Figured we’d ride out Election 2020 in the safety of the verdant Wisconsin countryside where our Second Amendment freedom is embossed on every stop sign. Also until our dispute with City of Madison zoning plays out. (Why would a deer tree stand be illegal in town?)
O.K., no pizza delivery but meat raffles every Saturday at the saloon down the road. Instead of 5G connectivity we settled for 1½ G (love the discount!) and a weekly column in the local Shopper Stopper (“Blaska Vents.”) No cable, but we can still get Miz Vicki on the wireless, so we got that going for us.
Our new site, at least, was not stolen from the Ho-Chunk people, unlike greater Madison. Although, as it turns out, it was stolen from some Norwegian (or so he claims in his property title dispute).
We want to thank Chip and Joanna Gaines for the amazing make-over. We spit beer out through our nose when the Fixer-Uppers pulled aside those panels for the big reveal. Shiplap made out of particle board! Who knew? Had been a Kodak photo kiosk at East Towne Mall.

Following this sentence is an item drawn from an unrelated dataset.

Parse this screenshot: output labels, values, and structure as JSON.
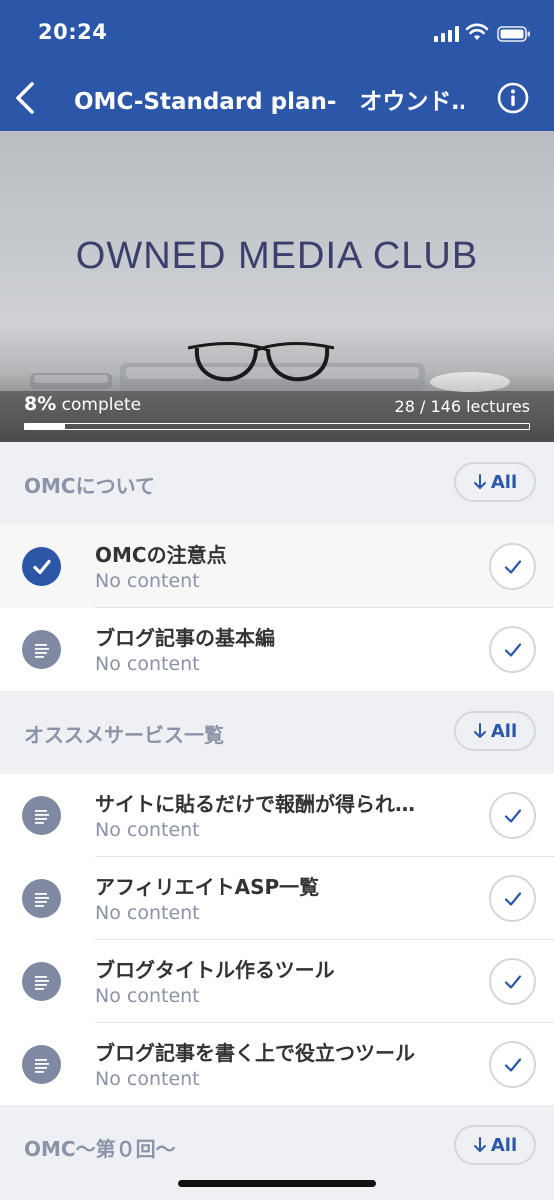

Ol’ Sparky (our Eisenhower-era mainframe computer) is finally out of the garden shed and in the main building for easier access! It sits on wood pallets scrounged from Menards to protect it from the periodic flooding in the basement. (The mice out here in corn and soybean country must eat well. Gosh, they’re big!)
We’re renting to own from a guy in blue overalls and a white T-shirt — damned if he doesn’t look like Dick Cheney! The gray lab coats live upstairs when they’re on duty and, like the Ghostbusters, slide down the pole when a policy needs writing or a wrong needs righting. (Tanning booths while you wait.)
The indentured servants are roasting a pig with its head still on. (Shaddap, PETA, the damn thing is dead.) The unlettered field hands are fertilizing the creeping charlie for next Spring as they sing their simple folk songs from the Dead Kennedys song book.
For the head groundskeeper, the board of directors set up a cozy trailer out back, next to the stand-alone lavatory. At least until he recovers from the fevers, body aches, and general fatigue. (“I can’t taste my beer!”)
Let us know when it’s safe to return to the Peoples’ Republic. Until then, stop on out. We’re off the main highway, back of the gun range, downwind from the confined animal feeding operation. Drop off a used tire to show your support.
Blaska’s Bottom Line: ‘I’m goin’ to some place, I’ve never been before.’